Wearables and Personalized Medicine
Adam Martin

Wearables have been on the market for years now, gradually improving and providing increasingly insightful data on user health metrics. Most wearables contain an array of sensors allowing the user to track aspects of their physical health. This includes heart rate, motion, calories burned, and some devices now support ECG and BMI measurements. This vast trove of data is valuable to consumers, as it allows for the measurement and gamification of key health metrics. But can this data also be useful for health professionals in determining a patient’s activity levels and tracing important events in their health history?

Many wearable devices, predominantly smartwatches, provide high-granularity data to the various apps that consume it. The Apple Watch Core Motion API provides accelerometer, gyroscope, pedometer, magnetometer, altitude, and other measurements at a rate of 50hz. This is in addition to the heart rate data that is sampled throughout the day. Apple also provides a Movement Disorder Manager interface for the analysis of Parkinson’s disease symptoms. FitBit and Pebble devices provide similar tracking capabilities. Beyond existing consumer smartwatches, there is hope for smart tattoos, VR displays, footwear, and fabrics. These wearables could measure a user’s electrolyte and metabolite levels in their perspiration. They could measure abnormal gaits or detect bacteria (Yetisen, 2018).

This high-fidelity data describing a wide variety of user activities could be invaluable to a healthcare professional hoping to find some insight in a patient’s condition. However, the process for extraction, transformation, and transfer of this data is unclear. With different device protocols and APIs providing information of varying quality and quantity, there is a need for a centralized, structured database for collection and analysis. Along with this, there is a potential for the application of AI on the analysis of wearable data. Raw sensor values will likely be incomprehensible to most analysts, so clustering of movement types and fuzzy logic on various parameters can allow a healthcare professional to better understand the meaning behind the data. Furthermore, this data can be used to feed into a system of “predictive preventative diagnosis”. Patients suffering from a variety of psychological or physical ailments can provide valuable data that highlights periods of symptom expression and also predicts prognosis (Piwek, 2016). When something is measured, it is easier to begin to act towards fixing it.

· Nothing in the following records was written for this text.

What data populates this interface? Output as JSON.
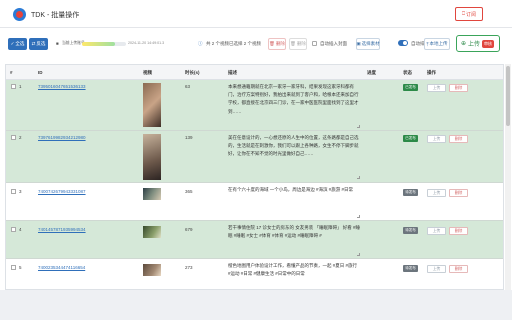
{
  "window": {
    "title": "TDK - 批量操作",
    "subscribe": "订阅"
  },
  "toolbar": {
    "select_all": "全选",
    "invert": "反选",
    "account_label": "当前上传账号",
    "progress_fraction": 0.75,
    "date_info": "2024-11-20 14:49:01.3",
    "count_text": "共 2 个视频已选择 2 个视频",
    "delete": "删除",
    "batch_delete": "删除",
    "auto_insert_label": "自动插入封面",
    "select_cover": "选择素材",
    "auto_sort_label": "自动排序",
    "local_upload": "本地上传",
    "upload": "上传",
    "upload_badge": "审核"
  },
  "table": {
    "headers": [
      "#",
      "ID",
      "视频",
      "时长(s)",
      "描述",
      "进度",
      "状态",
      "操作"
    ],
    "rows": [
      {
        "index": "1",
        "id": "7395016047651536133",
        "duration": "63",
        "status": "已发布",
        "status_kind": "pub",
        "upload": "上传",
        "delete": "删除",
        "desc": "本来想通籍期就在北京一家牙一家牙科，结果发现这家牙科都有门，治疗方案特别好，我拍出来就到了客户和，哈根本还来加自行学校，都直接在北京四三门诊，在一家中医医院里面找到了这里才到……"
      },
      {
        "index": "2",
        "id": "7397619982934212980",
        "duration": "139",
        "status": "已发布",
        "status_kind": "pub",
        "upload": "上传",
        "delete": "删除",
        "desc": "美在任意设计的，一心想还原的人生中的位置，这条路都是自己选的，生活就是在刺激你，我们可以跟上各种路，女生不停下脚步就好，让你在不知不觉的时光里做好自己……"
      },
      {
        "index": "3",
        "id": "7400742679943331087",
        "duration": "365",
        "status": "待发布",
        "status_kind": "pend",
        "upload": "上传",
        "delete": "删除",
        "desc": "在有个六十度的海域 一个小岛，周边是海边 #海滨 #旅游 #日常"
      },
      {
        "index": "4",
        "id": "7401457871935994534",
        "duration": "679",
        "status": "待发布",
        "status_kind": "pend",
        "upload": "上传",
        "delete": "删除",
        "desc": "若干事情住院 17 诊女士的房东的 女友男装 「睡眠障碍」 好看 #睡眠 #睡眠 #女士 #体育 #体育 #运动 #睡眠障碍 #"
      },
      {
        "index": "5",
        "id": "7400235344474116654",
        "duration": "273",
        "status": "待发布",
        "status_kind": "pend",
        "upload": "上传",
        "delete": "删除",
        "desc": "橙色地图用户体验设计工作，看懂产品的节奏，一起 #夏日 #旅行 #运动 #日常 #健康生活 #日常中的日常"
      }
    ]
  },
  "colors": {
    "primary": "#2f6fba",
    "published": "#2c8a48",
    "pending": "#6c757d",
    "danger": "#e0463e",
    "row_highlight": "#d5e8d8"
  },
  "icons": [
    "app-logo-icon",
    "bookmark-icon",
    "info-icon",
    "trash-icon",
    "image-icon",
    "upload-icon",
    "cloud-upload-icon",
    "checkbox-icon"
  ]
}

The artificial intelligence algorithms employed in the processing of collected data can be as diverse and complex as the systems they attempt to understand. Time series analysis for oscillating signals involving Fourier transforms. Feature extraction analysis through PCA. Noise reduction and motion clustering. These applications ignore the extra layer of abstraction, which involves the diagnosis and prediction aspects of wearable data. The field of wearables devices is growing, along with the promise of better digital representations, or ‘digital twins’, of patients. While there are still are matters to consider, including patient well-being and data privacy, the prognosis of wearables changing the healthcare industry looks good.

  Works Cited
Piwek, L. (2016). The Rise of Consumer Health Wearables: Promises and Barriers. PLOS MEDICINE.
Yetisen, A. K. (2018). Wearables in Medicine. Wiley Online Library.